The ‘Hunger Games’ series ends with ‘Mockingjay’, and that’s where it lost me. The climax involves the horrorific death of one tangential but beloved character, and the utter moral degradation of another. Katniss- indeed the entire network of humanity that anchors her- fades out in an unsatisfying, gray-shaded dénouement that fails to justify or redeem the ugliness that preceded it.

_ So- am I off base here? I’d like to field a challenge or two on this one… because I know a lot of good people who love these books.

One thing I know for sure, though- just because a book is addictive to kids (or anyone) doesn’t mean it’s healthy.
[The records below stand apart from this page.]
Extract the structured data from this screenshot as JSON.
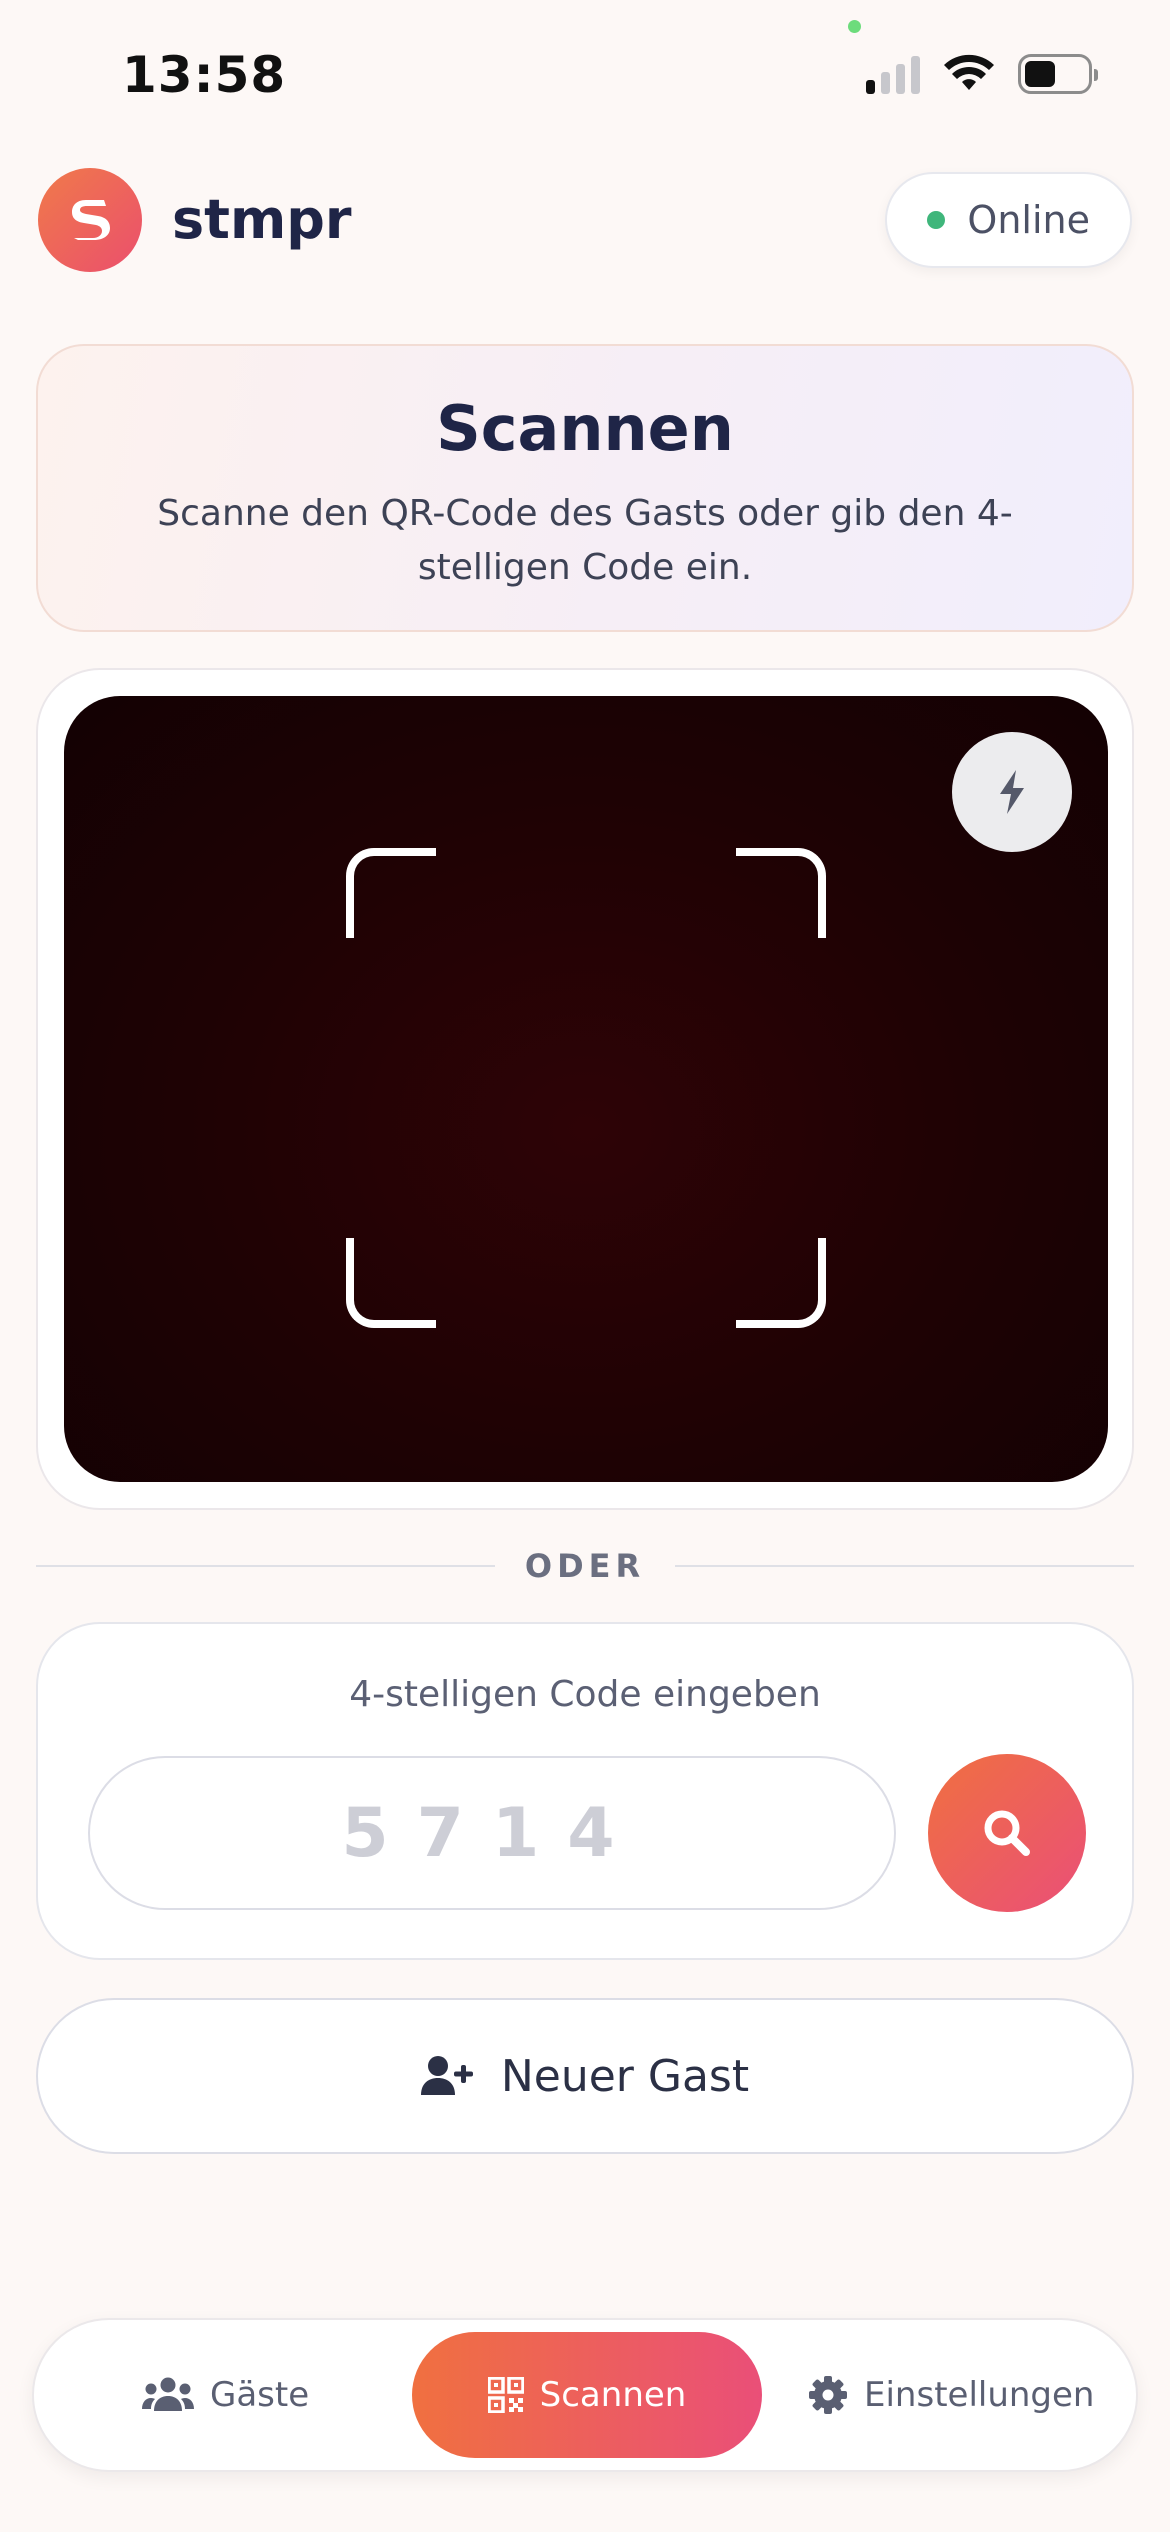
{
  "status_bar": {
    "time": "13:58"
  },
  "header": {
    "brand": "stmpr",
    "status": "Online"
  },
  "title_card": {
    "title": "Scannen",
    "subtitle": "Scanne den QR-Code des Gasts oder gib den 4-stelligen Code ein."
  },
  "camera": {
    "flash_icon": "flash-icon"
  },
  "divider": {
    "label": "ODER"
  },
  "code_entry": {
    "label": "4-stelligen Code eingeben",
    "placeholder": "5714",
    "value": ""
  },
  "new_guest": {
    "label": "Neuer Gast"
  },
  "bottom_nav": {
    "items": [
      {
        "label": "Gäste",
        "icon": "users-icon",
        "active": false
      },
      {
        "label": "Scannen",
        "icon": "qr-code-icon",
        "active": true
      },
      {
        "label": "Einstellungen",
        "icon": "gear-icon",
        "active": false
      }
    ]
  },
  "colors": {
    "accent_start": "#f07040",
    "accent_end": "#ea4f78",
    "online": "#3fb67b",
    "camera_bg": "#1e0204",
    "text_dark": "#1f2547"
  }
}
I don’t know how many people remember ‘Flowers in the Attic’ a truly sickening goulash of incest, debasement and cruelty that was all the rage when I was a kid.  (Link to a slightly less negative review of Flowers). ‘Twilight’ isn’t quite in that ugly league, but in many ways, it’s more pernicious, with its passive, acquiescent ‘heroine’ (every copy of ‘Twilight’ ought to come with a complimentary burkah).

Note- I’m not implying that ‘Games’ is in the same rarified league of shame as ‘Flowers’ or ‘Twilight’. Collins has infinitely better chops as a writer… but more importantly, I truly feel that her intentions were honorable.

_ In the end, I suspect that Collins really wanted to write an adult novel, somewhere in the weird but fertile no-man’s land between horror, sci-fi, and dystopian realism, one that serves as a cautionary parable. The fact that she succeeds on so many levels makes me all the more frustrated that she targeted her work at the wrong audience.

Anyhow, let me know what you think.

_ P.S. Can we at least all agree that a marketing machine that spins off Hunger Games themed Nail Polish is a little depraved? I mean… did they even read the book?